Diffusion-based video generation has achieved significant progress, yet generating multiple actions that occur sequentially remains a formidable task. Directly generating a video with sequential actions can be extremely challenging due to the scarcity of fine-grained action annotations and the difficulty in establishing temporal semantic correspondences and maintaining long-term consistency. To tackle this, we propose an intuitive and straightforward solution: splicing multiple single-action video segments sequentially. The core challenge lies in generating smooth and natural transitions between these segments given the inherent complexity and variability of action transitions. We introduce MAVIN (Multi-Action Video INfilling model), designed to generate transition videos that seamlessly connect two given videos, forming a cohesive integrated sequence. MAVIN incorporates several innovative techniques to address challenges in the transition video infilling task. Firstly, a consecutive noising strategy coupled with variable-length sampling is employed to handle large infilling gaps and varied generation lengths. Secondly, boundary frame guidance (BFG) is proposed to address the lack of semantic guidance during transition generation. Lastly, a Gaussian filter mixer (GFM) dynamically manages noise initialization during inference, mitigating train-test discrepancy while preserving generation flexibility. Additionally, we introduce a new metric, CLIP-RS (CLIP Relative Smoothness), to evaluate temporal coherence and smoothness, complementing traditional quality-based metrics. Experimental results on horse and tiger scenarios demonstrate MAVIN's superior performance in generating smooth and coherent video transitions compared to existing methods.

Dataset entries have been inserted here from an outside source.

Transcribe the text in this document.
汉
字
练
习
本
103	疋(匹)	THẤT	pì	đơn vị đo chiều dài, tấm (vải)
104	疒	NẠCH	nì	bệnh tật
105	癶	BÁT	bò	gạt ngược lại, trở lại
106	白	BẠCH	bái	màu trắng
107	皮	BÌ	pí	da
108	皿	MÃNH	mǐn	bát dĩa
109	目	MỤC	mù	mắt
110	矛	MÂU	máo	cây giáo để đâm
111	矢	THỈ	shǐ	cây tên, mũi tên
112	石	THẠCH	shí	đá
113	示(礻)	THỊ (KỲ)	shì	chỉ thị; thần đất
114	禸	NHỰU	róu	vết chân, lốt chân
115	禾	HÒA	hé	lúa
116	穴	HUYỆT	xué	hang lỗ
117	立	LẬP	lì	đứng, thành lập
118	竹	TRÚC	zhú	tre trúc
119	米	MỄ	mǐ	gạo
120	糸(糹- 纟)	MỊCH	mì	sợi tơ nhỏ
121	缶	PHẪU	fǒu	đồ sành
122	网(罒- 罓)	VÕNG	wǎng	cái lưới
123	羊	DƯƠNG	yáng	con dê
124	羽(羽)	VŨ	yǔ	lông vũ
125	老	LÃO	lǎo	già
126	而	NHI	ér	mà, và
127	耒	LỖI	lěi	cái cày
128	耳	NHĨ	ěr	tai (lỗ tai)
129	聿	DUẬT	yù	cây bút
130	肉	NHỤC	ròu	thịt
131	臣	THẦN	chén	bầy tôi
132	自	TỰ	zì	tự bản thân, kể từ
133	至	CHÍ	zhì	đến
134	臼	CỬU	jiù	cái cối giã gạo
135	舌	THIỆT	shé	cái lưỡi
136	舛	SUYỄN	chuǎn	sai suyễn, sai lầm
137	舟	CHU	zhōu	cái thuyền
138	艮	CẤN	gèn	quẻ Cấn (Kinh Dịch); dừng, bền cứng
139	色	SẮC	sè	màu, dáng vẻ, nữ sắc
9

翻译：基于扩散模型的视频生成已取得显著进展，但生成按顺序发生的多个动作仍然是一项艰巨的任务。由于细粒度动作标注的稀缺性、建立时序语义对应关系的困难以及保持长期一致性的挑战，直接生成包含连续动作的视频极具难度。为解决这一问题，我们提出一种直观而直接的解决方案：将多个单动作视频片段按顺序拼接。核心挑战在于，鉴于动作转换固有的复杂性和多变性，如何在片段间生成平滑自然的过渡。我们提出MAVIN（多动作视频修复模型），旨在生成能够无缝连接两个给定视频的过渡视频，形成连贯的整合序列。MAVIN融合了多项创新技术以应对过渡视频修复任务中的挑战。首先，采用连续加噪策略结合可变长度采样，以处理较大的修复间隙和不同的生成长度。其次，提出边界帧引导（BFG）机制，以解决过渡生成过程中语义引导缺失的问题。最后，高斯滤波器混合器（GFM）在推理过程中动态管理噪声初始化，在保持生成灵活性的同时缓解训练-测试差异。此外，我们引入了一项新指标CLIP-RS（CLIP相对平滑度），用于评估时序连贯性与平滑度，作为传统质量评估指标的有效补充。在马和老虎场景上的实验结果表明，相较于现有方法，MAVIN在生成平滑连贯的视频过渡方面具有更优性能。